The town certainly has a lot of ghosts for Ben. Hooked on painkillers after a routine accident as a kid, he became a small time drug dealer and user, a teen who may or may not have been responsible for the OD death of his school friend Maggie. But Ben insists all is well, he does a drug test for his mom and attends the Christmas Eve concert with the family.
The past catches up with Ben and the family when they come home to find the house trashed and their beloved dog stolen. “This can’t be happening,” Ivy says. “Not again.” Ben isn’t sure who is responsible—“There were so many people it could be,” he says.—but is determined to find out. “You’re all still scared of me,” he says. “That’s the last thing I want to make you feel.” With Holly he confronts his past, journeying into the dark underbelly of his former suburban town to find the dog and test the bond of mother and son.
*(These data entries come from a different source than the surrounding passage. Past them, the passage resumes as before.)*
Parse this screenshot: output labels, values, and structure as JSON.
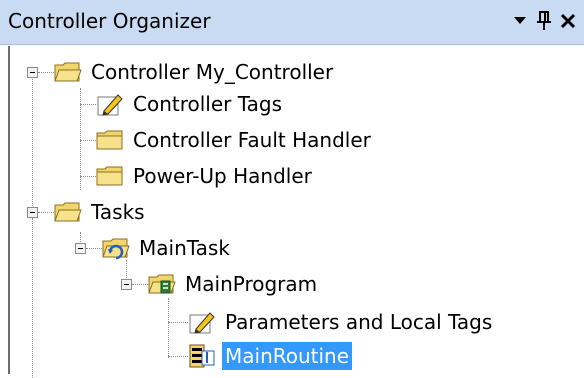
{
  "panel": {
    "title": "Controller Organizer",
    "controls": {
      "dropdown": "▾",
      "pin": "📌",
      "close": "✕"
    }
  },
  "tree": {
    "controller": "Controller My_Controller",
    "controller_tags": "Controller Tags",
    "fault_handler": "Controller Fault Handler",
    "powerup_handler": "Power-Up Handler",
    "tasks": "Tasks",
    "main_task": "MainTask",
    "main_program": "MainProgram",
    "param_tags": "Parameters and Local Tags",
    "main_routine": "MainRoutine"
  },
  "colors": {
    "title_bg": "#c9dbf2",
    "selection": "#3399ff",
    "folder": "#f2d66b"
  }
}
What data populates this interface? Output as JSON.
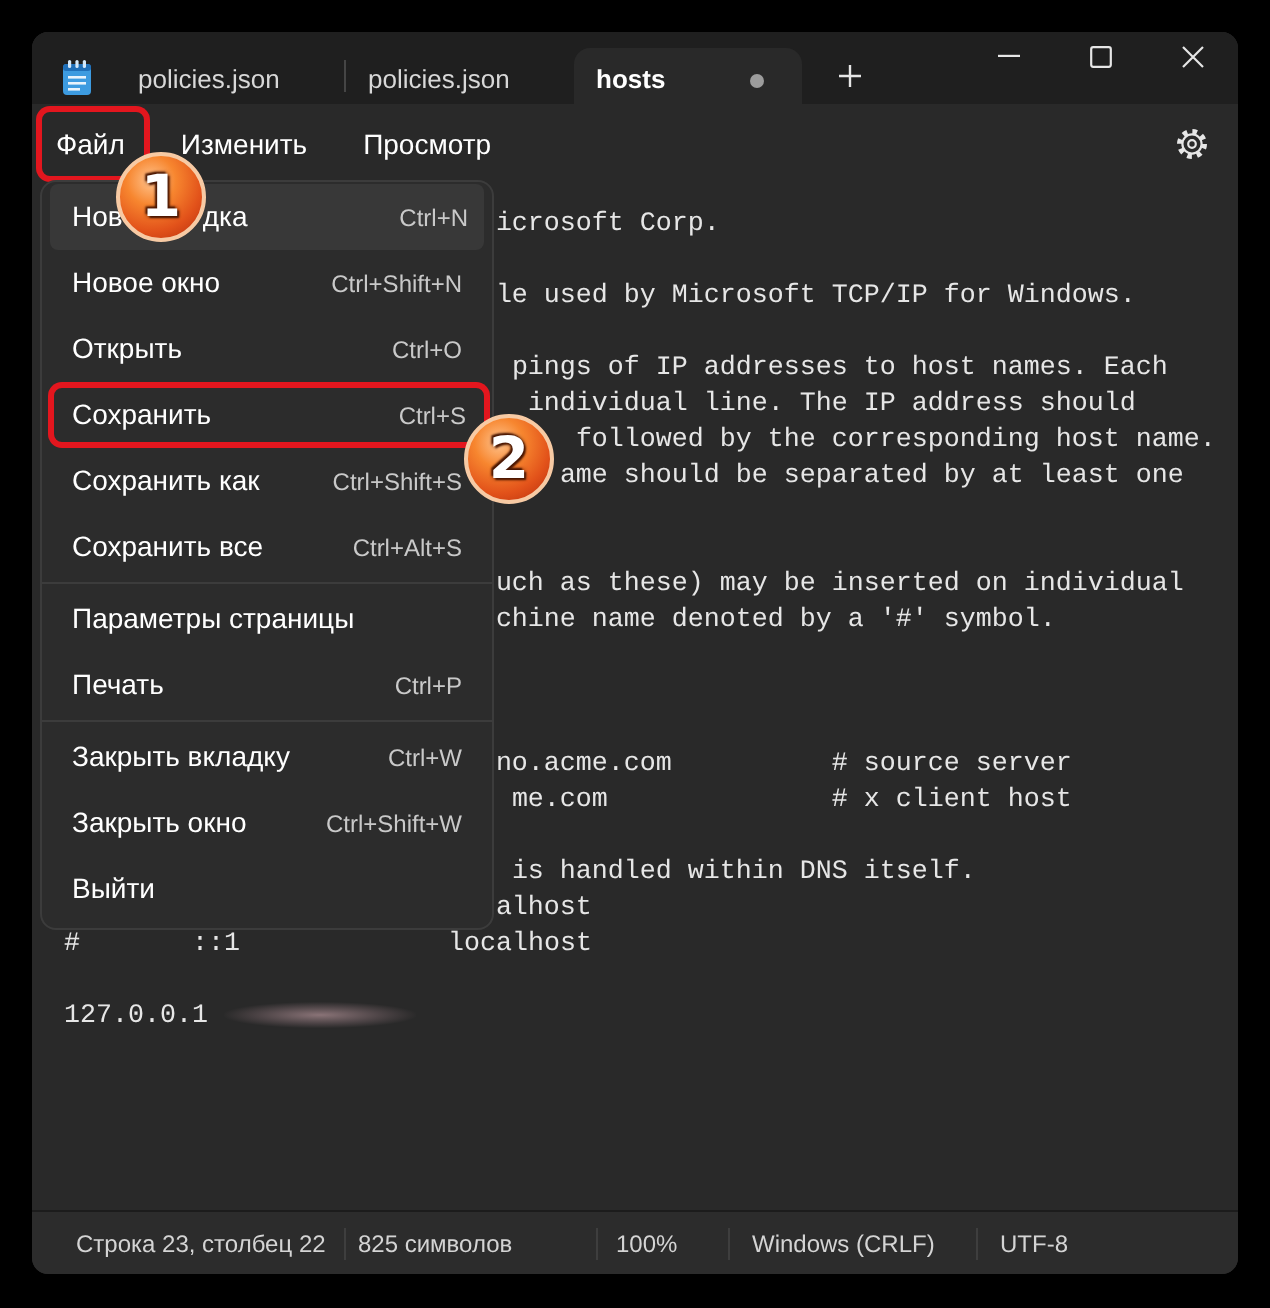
{
  "tabs": [
    {
      "title": "policies.json",
      "selected": false,
      "modified": false
    },
    {
      "title": "policies.json",
      "selected": false,
      "modified": false
    },
    {
      "title": "hosts",
      "selected": true,
      "modified": true
    }
  ],
  "menu_bar": [
    {
      "label": "Файл",
      "outlined": true
    },
    {
      "label": "Изменить",
      "outlined": false
    },
    {
      "label": "Просмотр",
      "outlined": false
    }
  ],
  "file_menu": {
    "groups": [
      [
        {
          "label": "Нов",
          "label_tail": "дка",
          "shortcut": "Ctrl+N",
          "highlighted": true,
          "outlined": false
        },
        {
          "label": "Новое окно",
          "shortcut": "Ctrl+Shift+N",
          "highlighted": false,
          "outlined": false
        },
        {
          "label": "Открыть",
          "shortcut": "Ctrl+O",
          "highlighted": false,
          "outlined": false
        },
        {
          "label": "Сохранить",
          "shortcut": "Ctrl+S",
          "highlighted": false,
          "outlined": true
        },
        {
          "label": "Сохранить как",
          "shortcut": "Ctrl+Shift+S",
          "highlighted": false,
          "outlined": false
        },
        {
          "label": "Сохранить все",
          "shortcut": "Ctrl+Alt+S",
          "highlighted": false,
          "outlined": false
        }
      ],
      [
        {
          "label": "Параметры страницы",
          "highlighted": false,
          "outlined": false
        },
        {
          "label": "Печать",
          "shortcut": "Ctrl+P",
          "highlighted": false,
          "outlined": false
        }
      ],
      [
        {
          "label": "Закрыть вкладку",
          "shortcut": "Ctrl+W",
          "highlighted": false,
          "outlined": false
        },
        {
          "label": "Закрыть окно",
          "shortcut": "Ctrl+Shift+W",
          "highlighted": false,
          "outlined": false
        },
        {
          "label": "Выйти",
          "highlighted": false,
          "outlined": false
        }
      ]
    ]
  },
  "editor": {
    "lines": [
      {
        "segments": [
          "icrosoft Corp."
        ]
      },
      {
        "segments": [
          "le used by Microsoft TCP/IP for Windows."
        ]
      },
      {
        "segments": [
          "pings of IP addresses to host names. Each"
        ]
      },
      {
        "segments": [
          "individual line. The IP address should"
        ]
      },
      {
        "segments": [
          "followed by the corresponding host name."
        ]
      },
      {
        "segments": [
          "ame should be separated by at least one"
        ]
      },
      {
        "segments": [
          "uch as these) may be inserted on individual"
        ]
      },
      {
        "segments": [
          "chine name denoted by a '#' symbol."
        ]
      },
      {
        "segments": [
          "no.acme.com",
          "# source server"
        ]
      },
      {
        "segments": [
          "me.com",
          "# x client host"
        ]
      },
      {
        "segments": [
          "is handled within DNS itself."
        ]
      },
      {
        "segments": [
          "alhost"
        ]
      },
      {
        "segments": [
          "#",
          "::1",
          "localhost"
        ]
      },
      {
        "segments": [
          "127.0.0.1"
        ],
        "blurred": true
      }
    ]
  },
  "status_bar": [
    "Строка 23, столбец 22",
    "825 символов",
    "100%",
    "Windows (CRLF)",
    "UTF-8"
  ],
  "callouts": [
    {
      "number": "1"
    },
    {
      "number": "2"
    }
  ]
}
“Ben is Back” works best as a family drama of how addiction impacts loved ones. Cute though the dog may be, it works less so when it introduces the hunt for the lost canine. The dramatic tension is kept alive and well by carefully calibrated performances from Roberts and Hedges.
As Holly, Roberts moves away from the persona she has spent a career crafting. On the surface Holly is precise, a suburban soccer mom who will only buy organic cranberries and who changes the Christmas ornaments because the old ones, Ivy says, “didn’t fit the current aesthetic.“ Underneath though is a woman teetering on the edge, someone who believes in Ben despite having been disappointed so many times in the past. “This time will be different,” she says. “You’ll see.” It’s co-dependency and a mother’s unconditional love wrapped up in one complicated package.
Hedges is a roiling mix of self loathing—“ If you really knew me you’d be done with me.”—and hope. He’s a dark soul, tormented by what he has done and still vulnerable to falling back into the life that haunts him. Ben is revealed slowly and perhaps his most telling statement, the line that makes us question everything that has happened, comes late in the movie. “You can’t trust addicts,” he says to Holly. “All they do is lie.”
“Ben is Back” paints a compelling picture of addiction but is almost undone by a silly plot twist that threatens to turn the movie into a thriller, diluting its effectiveness. Luckily strong work from Roberts, Hedges and Newton keep it grounded.